Andererseits sollte die Ljubljana-Haager-Konvention keine überhöhten Erwartungen wecken. Zum Beispiel ist ihr Nutzen äußerst begrenzt, wenn es darum geht, Personen strafrechtlich zu verfolgen, die für die Aggression russischer Funktionäre in der Ukraine verantwortlich sind. Denn der Vertragstext enthält, wie gesagt, keine bedingungslosen „strengen“ Verpflichtungen im Hinblick auf dieses Verbrechen im Sinne des internationalen Rechts. Ebenso ist es wenig wahrscheinlich, dass die Konvention die Verfolgung und Bestrafung russischer Staatsbürger erleichtert, die sich auf dem Territorium solcher Staaten aufhalten, die geographisch in der Nähe der Ukraine und Russlands liegen, wie Aserbajdzhan, Armenien oder der Türkei, da diese Staaten kein Interesse an diesem internationalen Vertrag bekundet haben. Die 80 Staaten, die am Text beteiligt und ihm zugestimmt haben, sind natürlich keine geringe Anzahl. Andererseits zählt die UNO derzeit 193 Mitgliedsstaaten.

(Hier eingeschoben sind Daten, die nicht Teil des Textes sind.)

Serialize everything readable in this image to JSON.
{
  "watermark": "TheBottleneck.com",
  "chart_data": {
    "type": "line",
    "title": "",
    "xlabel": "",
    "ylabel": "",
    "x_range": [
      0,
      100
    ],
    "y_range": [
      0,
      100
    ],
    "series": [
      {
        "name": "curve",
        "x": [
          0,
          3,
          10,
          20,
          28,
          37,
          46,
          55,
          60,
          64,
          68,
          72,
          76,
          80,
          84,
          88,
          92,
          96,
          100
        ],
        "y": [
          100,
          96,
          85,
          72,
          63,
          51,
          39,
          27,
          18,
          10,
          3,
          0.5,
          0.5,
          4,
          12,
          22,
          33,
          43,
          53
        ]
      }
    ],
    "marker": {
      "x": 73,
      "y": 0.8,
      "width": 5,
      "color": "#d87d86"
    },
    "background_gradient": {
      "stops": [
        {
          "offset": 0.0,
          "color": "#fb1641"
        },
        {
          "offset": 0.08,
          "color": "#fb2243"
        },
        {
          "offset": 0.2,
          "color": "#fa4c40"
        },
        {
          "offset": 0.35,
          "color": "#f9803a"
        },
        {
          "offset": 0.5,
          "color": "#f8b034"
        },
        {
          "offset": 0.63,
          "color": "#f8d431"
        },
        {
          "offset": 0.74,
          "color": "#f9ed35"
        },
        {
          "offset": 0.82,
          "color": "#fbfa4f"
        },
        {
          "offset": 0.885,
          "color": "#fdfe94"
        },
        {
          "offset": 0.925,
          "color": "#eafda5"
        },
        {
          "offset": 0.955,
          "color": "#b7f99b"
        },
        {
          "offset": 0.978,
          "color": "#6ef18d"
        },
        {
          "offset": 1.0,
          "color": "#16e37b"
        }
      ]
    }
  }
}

Darüber hinaus ist zu erwähnen, dass die Ljubljana-Haager Konvention für die Ukraine nicht nur neue Möglichkeiten eröffnet, sondern sie auch verpflichtet, ihre Hausaufgaben in der nationalen Gesetzgebung zu machen. So fordert die Konvention von ihren Mitgliedsstaaten, auf nationaler Ebene Taten unter Strafe zu stellen, die nach internationalem Recht einen Genozid, Verbrechen gegen die Menschlichkeit und Kriegsverbrechen darstellen. Deshalb werden hier zwei Probleme aktuell, nämlich dass es im ukrainischen Strafrecht keine eigene Bestimmung zu Verbrechen gegen die Menschlichkeit gibt und dass die Bestimmungen zu Kriegsverbrechen unzureichend sind. Diese beiden Probleme hätten zudem längst durch das bereits am 7. Juni 2021 verabschiedete Gesetz über die Implementierung der Normen des internationalen Strafrechts und des humanitären Völkerrechts gelöst werden können. Allerdings hat es der ukrainische Präsident bis heute nicht unterzeichnet.